620-121 Mathematics A (Advanced)

A high level of achievement in VCE Specialist Mathematics 3/4, or equivalent, or special permission of the director of first year studies.

This subject prepares students for later studies in mathematics and statistics, or other disciplines in which mathematical concepts of calculus and linear algebra are needed, introducing important topics not previously studied at school, and giving a fresh perspective on familiar topics.

Linear algebra topics include solution of systems of linear equations by row operations, row echelon form and reduced row echelon form; matrices, rank of a matrix, inverses, applications to solving sytems of linear equations; determinants and applications; vectors in two and three dimensions; dot and cross products; triple products; and problems involving lines and planes. Foundations of analysis topics include number systems, methods of proof, mathematical induction; functions, sequences, limits, continuity, differentiability.

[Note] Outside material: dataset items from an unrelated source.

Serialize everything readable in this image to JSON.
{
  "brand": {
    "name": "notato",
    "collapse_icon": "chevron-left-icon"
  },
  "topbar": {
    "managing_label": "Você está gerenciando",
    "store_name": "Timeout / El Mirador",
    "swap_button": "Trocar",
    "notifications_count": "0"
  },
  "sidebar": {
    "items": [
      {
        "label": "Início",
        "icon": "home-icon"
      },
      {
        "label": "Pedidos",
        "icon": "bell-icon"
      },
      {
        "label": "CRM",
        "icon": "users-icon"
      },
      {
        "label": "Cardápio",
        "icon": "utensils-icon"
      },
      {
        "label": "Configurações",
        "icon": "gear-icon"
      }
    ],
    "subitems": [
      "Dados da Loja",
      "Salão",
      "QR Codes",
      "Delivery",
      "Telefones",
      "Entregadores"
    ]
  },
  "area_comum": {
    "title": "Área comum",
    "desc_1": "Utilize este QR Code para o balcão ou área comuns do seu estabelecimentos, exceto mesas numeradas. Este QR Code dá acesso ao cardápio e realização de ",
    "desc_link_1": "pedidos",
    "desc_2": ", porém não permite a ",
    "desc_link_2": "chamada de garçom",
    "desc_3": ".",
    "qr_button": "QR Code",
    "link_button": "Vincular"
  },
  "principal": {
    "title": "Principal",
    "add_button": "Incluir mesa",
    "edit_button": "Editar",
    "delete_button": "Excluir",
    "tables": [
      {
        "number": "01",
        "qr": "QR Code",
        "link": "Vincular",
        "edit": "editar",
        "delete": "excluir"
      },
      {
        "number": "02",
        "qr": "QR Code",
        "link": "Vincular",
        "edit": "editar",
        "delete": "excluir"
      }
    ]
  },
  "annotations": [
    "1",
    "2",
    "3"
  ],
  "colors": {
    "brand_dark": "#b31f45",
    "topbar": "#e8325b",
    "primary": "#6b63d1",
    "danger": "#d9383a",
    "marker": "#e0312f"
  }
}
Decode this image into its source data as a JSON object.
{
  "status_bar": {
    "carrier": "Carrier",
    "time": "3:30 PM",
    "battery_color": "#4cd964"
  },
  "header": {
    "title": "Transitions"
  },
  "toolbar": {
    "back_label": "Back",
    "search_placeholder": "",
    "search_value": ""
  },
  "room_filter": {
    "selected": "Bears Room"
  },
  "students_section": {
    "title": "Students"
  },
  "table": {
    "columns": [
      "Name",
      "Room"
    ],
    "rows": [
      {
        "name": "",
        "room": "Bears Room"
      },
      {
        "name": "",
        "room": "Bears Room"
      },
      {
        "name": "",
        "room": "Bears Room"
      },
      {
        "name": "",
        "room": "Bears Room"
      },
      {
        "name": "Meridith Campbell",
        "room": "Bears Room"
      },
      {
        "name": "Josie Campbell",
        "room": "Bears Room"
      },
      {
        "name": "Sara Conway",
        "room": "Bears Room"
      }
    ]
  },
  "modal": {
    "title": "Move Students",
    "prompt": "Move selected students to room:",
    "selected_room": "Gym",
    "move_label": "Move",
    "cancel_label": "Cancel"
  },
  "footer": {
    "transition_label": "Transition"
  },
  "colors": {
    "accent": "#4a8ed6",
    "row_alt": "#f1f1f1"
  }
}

Single and multivariable differential calculus topics include treatment of polynomial, rational, trigonometric, exponential, logarithmic, and hyperbolic functions and their inverses; implicit differentiation; applications to graph sketching; level curves, partial derivatives, chain rules for partial derivatives, directional derivative; tangent planes; and extrema for functions of several variables. Complex numbers topics include Cartesian and polar form, De Moivre's theorem, powers, roots of equations and complex exponential; conversions between powers and multiple angles; and derivatives and integrals of complex exponentials and applications. Riemann integration topics include the integral as the limit of a sum; and fundamental theorem of calculus, Liebniz's theorem, improper integrals.

Up to 24 pages of written assignments, a 3-hour end-of-semester written examination and class tests totalling not more than 1.5 hours.